As palestrantes abordaram, ainda, temas como a terceirização, segmento majoritariamente de mulheres negras; a falta de condições dignas de trabalho; o trabalho doméstico, colocado por elas como uma herança escravista que ainda persiste e a necessidade da atuação dos sindicatos de forma autônoma e independente, entre outros.
“O racismo se estrutura numa divisão entre quem pode exercer tarefas pensantes, que exigem qualidade teórica, e entre os que exigem qualidade braçal, e para os negros é colocada esta segunda categoria. Nunca somos vistos como capazes de exercer qualidades pensantes, por isso nunca estamos nos lugares onde nossa potencialidade teórica seja colocada. E isso é diferente de dizer que temos que partir para uma política de representatividade, onde estamos disputando cargos no poder. Precisamos entender este problema como um problema político e social”, apontou Vera.
Na sequência do encontro, foi aberto espaço para que participantes da Roda colocassem seus questionamentos e pontos de vista, momento também em que houve relatos de diversas situações vivenciadas nas unidades de trabalho e experiências pessoais.

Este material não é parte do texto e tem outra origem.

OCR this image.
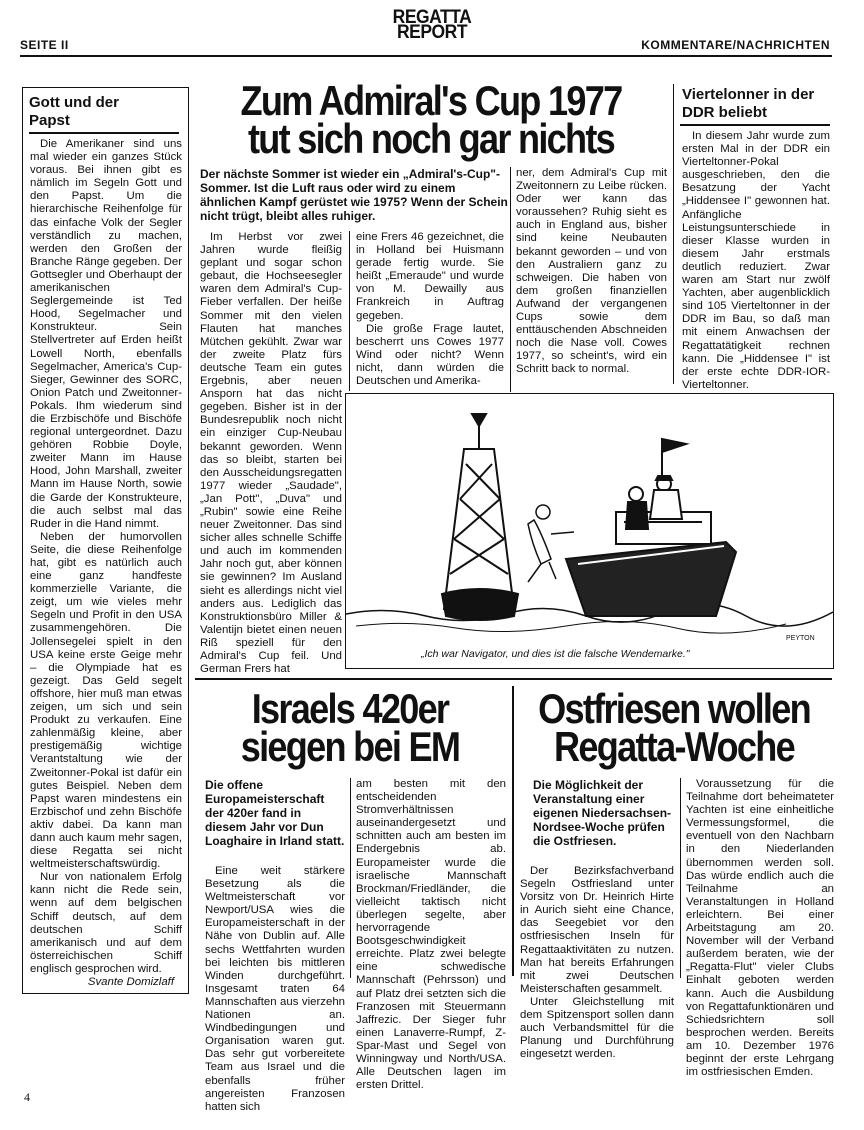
SEITE II
REGATTA
REPORT
KOMMENTARE/NACHRICHTEN
Gott und der Papst

Die Amerikaner sind uns mal wieder ein ganzes Stück voraus. Bei ihnen gibt es nämlich im Segeln Gott und den Papst. Um die hierarchische Reihenfolge für das einfache Volk der Segler verständlich zu machen, werden den Großen der Branche Ränge gegeben. Der Gottsegler und Oberhaupt der amerikanischen Seglergemeinde ist Ted Hood, Segelmacher und Konstrukteur. Sein Stellvertreter auf Erden heißt Lowell North, ebenfalls Segelmacher, America's Cup-Sieger, Gewinner des SORC, Onion Patch und Zweitonner-Pokals. Ihm wiederum sind die Erzbischöfe und Bischöfe regional untergeordnet. Dazu gehören Robbie Doyle, zweiter Mann im Hause Hood, John Marshall, zweiter Mann im Hause North, sowie die Garde der Konstrukteure, die auch selbst mal das Ruder in die Hand nimmt.

Neben der humorvollen Seite, die diese Reihenfolge hat, gibt es natürlich auch eine ganz handfeste kommerzielle Variante, die zeigt, um wie vieles mehr Segeln und Profit in den USA zusammengehören. Die Jollensegelei spielt in den USA keine erste Geige mehr – die Olympiade hat es gezeigt. Das Geld segelt offshore, hier muß man etwas zeigen, um sich und sein Produkt zu verkaufen. Eine zahlenmäßig kleine, aber prestigemäßig wichtige Verantstaltung wie der Zweitonner-Pokal ist dafür ein gutes Beispiel. Neben dem Papst waren mindestens ein Erzbischof und zehn Bischöfe aktiv dabei. Da kann man dann auch kaum mehr sagen, diese Regatta sei nicht weltmeisterschaftswürdig.

Nur von nationalem Erfolg kann nicht die Rede sein, wenn auf dem belgischen Schiff deutsch, auf dem deutschen Schiff amerikanisch und auf dem österreichischen Schiff englisch gesprochen wird.

Svante Domizlaff
Zum Admiral's Cup 1977
tut sich noch gar nichts
Der nächste Sommer ist wieder ein „Admiral's-Cup"-Sommer. Ist die Luft raus oder wird zu einem ähnlichen Kampf gerüstet wie 1975? Wenn der Schein nicht trügt, bleibt alles ruhiger.

Im Herbst vor zwei Jahren wurde fleißig geplant und sogar schon gebaut, die Hochseesegler waren dem Admiral's Cup-Fieber verfallen. Der heiße Sommer mit den vielen Flauten hat manches Mütchen gekühlt. Zwar war der zweite Platz fürs deutsche Team ein gutes Ergebnis, aber neuen Ansporn hat das nicht gegeben. Bisher ist in der Bundesrepublik noch nicht ein einziger Cup-Neubau bekannt geworden. Wenn das so bleibt, starten bei den Ausscheidungsregatten 1977 wieder „Saudade", „Jan Pott", „Duva" und „Rubin" sowie eine Reihe neuer Zweitonner. Das sind sicher alles schnelle Schiffe und auch im kommenden Jahr noch gut, aber können sie gewinnen? Im Ausland sieht es allerdings nicht viel anders aus. Lediglich das Konstruktionsbüro Miller & Valentijn bietet einen neuen Riß speziell für den Admiral's Cup feil. Und German Frers hat

eine Frers 46 gezeichnet, die in Holland bei Huismann gerade fertig wurde. Sie heißt „Emeraude" und wurde von M. Dewailly aus Frankreich in Auftrag gegeben.

Die große Frage lautet, bescherrt uns Cowes 1977 Wind oder nicht? Wenn nicht, dann würden die Deutschen und Amerika-

ner, dem Admiral's Cup mit Zweitonnern zu Leibe rücken. Oder wer kann das voraussehen? Ruhig sieht es auch in England aus, bisher sind keine Neubauten bekannt geworden – und von den Australiern ganz zu schweigen. Die haben von dem großen finanziellen Aufwand der vergangenen Cups sowie dem enttäuschenden Abschneiden noch die Nase voll. Cowes 1977, so scheint's, wird ein Schritt back to normal.

Viertelonner in der DDR beliebt

In diesem Jahr wurde zum ersten Mal in der DDR ein Vierteltonner-Pokal ausgeschrieben, den die Besatzung der Yacht „Hiddensee I" gewonnen hat. Anfängliche Leistungsunterschiede in dieser Klasse wurden in diesem Jahr erstmals deutlich reduziert. Zwar waren am Start nur zwölf Yachten, aber augenblicklich sind 105 Vierteltonner in der DDR im Bau, so daß man mit einem Anwachsen der Regattatätigkeit rechnen kann. Die „Hiddensee I" ist der erste echte DDR-IOR-Vierteltonner.

PEYTON
„Ich war Navigator, und dies ist die falsche Wendemarke."
Israels 420er
siegen bei EM
Die offene Europameisterschaft der 420er fand in diesem Jahr vor Dun Loaghaire in Irland statt.

Eine weit stärkere Besetzung als die Weltmeisterschaft vor Newport/USA wies die Europameisterschaft in der Nähe von Dublin auf. Alle sechs Wettfahrten wurden bei leichten bis mittleren Winden durchgeführt. Insgesamt traten 64 Mannschaften aus vierzehn Nationen an. Windbedingungen und Organisation waren gut. Das sehr gut vorbereitete Team aus Israel und die ebenfalls früher angereisten Franzosen hatten sich

am besten mit den entscheidenden Stromverhältnissen auseinandergesetzt und schnitten auch am besten im Endergebnis ab. Europameister wurde die israelische Mannschaft Brockman/Friedländer, die vielleicht taktisch nicht überlegen segelte, aber hervorragende Bootsgeschwindigkeit erreichte. Platz zwei belegte eine schwedische Mannschaft (Pehrsson) und auf Platz drei setzten sich die Franzosen mit Steuermann Jaffrezic. Der Sieger fuhr einen Lanaverre-Rumpf, Z-Spar-Mast und Segel von Winningway und North/USA. Alle Deutschen lagen im ersten Drittel.

Ostfriesen wollen
Regatta-Woche
Die Möglichkeit der Veranstaltung einer eigenen Niedersachsen-Nordsee-Woche prüfen die Ostfriesen.

Der Bezirksfachverband Segeln Ostfriesland unter Vorsitz von Dr. Heinrich Hirte in Aurich sieht eine Chance, das Seegebiet vor den ostfriesischen Inseln für Regattaaktivitäten zu nutzen. Man hat bereits Erfahrungen mit zwei Deutschen Meisterschaften gesammelt.

Unter Gleichstellung mit dem Spitzensport sollen dann auch Verbandsmittel für die Planung und Durchführung eingesetzt werden.

Voraussetzung für die Teilnahme dort beheimateter Yachten ist eine einheitliche Vermessungsformel, die eventuell von den Nachbarn in den Niederlanden übernommen werden soll. Das würde endlich auch die Teilnahme an Veranstaltungen in Holland erleichtern. Bei einer Arbeitstagung am 20. November will der Verband außerdem beraten, wie der „Regatta-Flut" vieler Clubs Einhalt geboten werden kann. Auch die Ausbildung von Regattafunktionären und Schiedsrichtern soll besprochen werden. Bereits am 10. Dezember 1976 beginnt der erste Lehrgang im ostfriesischen Emden.

4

No final, foram aprovadas Moção pelo cessar-fogo na Faixa de Gaza, com garantia de entrada humanitária na Palestina; cobrar da empresa que seja feito um debate efetivo contra o racismo nas unidades, com cumprimento e fiscalização das cláusulas que tratam o tema; e repúdio a situação dos trabalhadores terceirizados que continuam com problemas em relação ao pagamento de seus salários e benefícios.
As setoriais continuam nas próximas semanas e desde já o Sindicato convida os trabalhadores e trabalhadoras para dia 20 de novembro, participarem da Marcha em celebração a data e, no dia 25 de novembro, do Seminário “Como a Discriminação e o Racismo se apresentam no dia a dia do Correios”, que será promovido pelo SINTECT-RS na sede da entidade. Participe das setoriais e agende-se para as próximas atividades.